La pista di atletica delle scuole medie sarà rifatta riciclando le vecchie scarpe da ginn

Sedriano (Milano), 8  maggio 2018 - Le scarpe da ginnastica usurate, compagne di mille avventure, corse e passeggiate, potranno avere una seconda vita e diventare il fondo di una pista di atletica. L’amministrazione comunale di Sedriano ha deciso infatti di sposare «La pista di Pietro», il primo progetto di riciclo delle scarpe sportive in Italia dedicato al campione olimpico dei 200 metri Pietro Mennea. L’obiettivo è quello di rifare l’impianto di atletica delle scuole medie che versa in condizioni fatiscenti, coinvolgendo in questa iniziativa non solo gli studenti, i principali fruitori della pista, ma l’intera cittadinanza. «È un progetto che abbiamo scoperto un po’ per caso e che ci è piaciuto subito moltissimo – spiega il sindaco 5Stelle, Angelo Cipriani -. Abbiamo partecipato a Ecomondo, la fiera di Rimini, perché siamo sempre alla ricerca di nuove soluzioni in tema di risparmio energetico. Volevamo capire se c’erano nuove soluzioni adottabili anche nel nostro Comune e ci siamo imbattuti nello stand accattivante della Esosport. Abbiamo subito trovato il loro progetto decisamente interessante e li abbiamo invitati a Sedriano per approfondire».

E ancora: «Riqualificare la pista di atletica utilizzando materiale di riciclo è davvero un’ottima soluzione. Le scarpe da ginnastica usurate, che sarebbero destinate alla discarica, vengono trasformate in granuli che formeranno il fondo dell’impianto. Si chiude così un ciclo produttivo molto importante. Un progetto importante non tanto per il risparmio economico, che è davvero risibile rispetto alla tradizionale realizzazione, ma proprio per il messaggio che lancia e che intendiamo diffondere tra i nostri giovani: la cultura del riciclo, utile per abbattere l’impatto ambientale che le scarpe da ginnastica avrebbero finendo nei cassonetti».

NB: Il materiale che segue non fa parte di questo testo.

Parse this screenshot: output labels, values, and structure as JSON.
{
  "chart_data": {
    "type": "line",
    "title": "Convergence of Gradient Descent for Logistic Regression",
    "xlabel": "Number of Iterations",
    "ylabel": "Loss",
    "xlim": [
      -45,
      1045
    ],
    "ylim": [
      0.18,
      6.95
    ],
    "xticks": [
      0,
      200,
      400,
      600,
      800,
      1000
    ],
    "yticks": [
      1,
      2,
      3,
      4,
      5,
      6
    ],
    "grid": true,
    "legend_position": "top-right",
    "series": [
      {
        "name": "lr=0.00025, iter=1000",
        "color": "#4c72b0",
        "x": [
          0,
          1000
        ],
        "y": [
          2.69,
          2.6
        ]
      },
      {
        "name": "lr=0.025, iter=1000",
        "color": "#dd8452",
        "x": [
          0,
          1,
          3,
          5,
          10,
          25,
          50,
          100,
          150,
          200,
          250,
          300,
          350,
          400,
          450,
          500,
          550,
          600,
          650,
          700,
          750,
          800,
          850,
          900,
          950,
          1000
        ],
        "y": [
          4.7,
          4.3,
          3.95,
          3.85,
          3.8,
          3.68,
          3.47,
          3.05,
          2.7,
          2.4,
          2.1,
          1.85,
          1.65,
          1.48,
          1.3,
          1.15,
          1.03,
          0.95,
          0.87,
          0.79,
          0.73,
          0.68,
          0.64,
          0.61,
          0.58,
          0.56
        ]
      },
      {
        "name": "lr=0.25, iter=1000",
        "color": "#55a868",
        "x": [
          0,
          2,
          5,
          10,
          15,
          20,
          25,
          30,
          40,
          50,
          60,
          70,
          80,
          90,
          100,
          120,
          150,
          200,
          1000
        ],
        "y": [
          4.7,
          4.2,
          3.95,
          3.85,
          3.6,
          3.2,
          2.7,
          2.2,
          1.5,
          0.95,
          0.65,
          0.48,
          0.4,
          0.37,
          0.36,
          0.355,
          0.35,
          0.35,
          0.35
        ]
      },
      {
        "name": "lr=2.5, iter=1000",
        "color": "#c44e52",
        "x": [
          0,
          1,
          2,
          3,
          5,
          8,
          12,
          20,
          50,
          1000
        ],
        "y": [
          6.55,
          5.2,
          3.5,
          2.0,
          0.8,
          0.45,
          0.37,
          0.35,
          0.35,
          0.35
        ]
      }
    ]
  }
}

Non appena sarà stipulato il contratto con la società, nelle scuole, asili e in oratorio, verranno posizionati una serie di contenitori per la raccolta delle scarpe vecchie. Poi bisognerà verificare la risposta dei cittadini. «La pista di Pietro» è un progetto Esosport che si propone di realizzare nuove piste di atletica utilizzando come materiale da costruzione la gomma delle scarpe da ginnastica esauste, le sneakers dismesse, opportunamente ridotte a impasto, in grado di garantire un’ottima pavimentazione, elastica e anti-caduta. E non solo piste, in questi anni sono stati realizzati con la stessa metodologia in Italia anche le superfici per le aree giochi nei parchi. Una delle prime ad aderire all’iniziativa è stata proprio Manuela Olivieri Mennea, moglie dell’indimenticabile «Freccia del Sud», che ha donato un paio di scarpe da corsa del marito. «Con questo progetto - conclude il sindaco, Angelo Cipriani - dimostreremo ai nostri ragazzi che le scarpe vecchie ed esauste possono essere immesse in un processo di riciclo».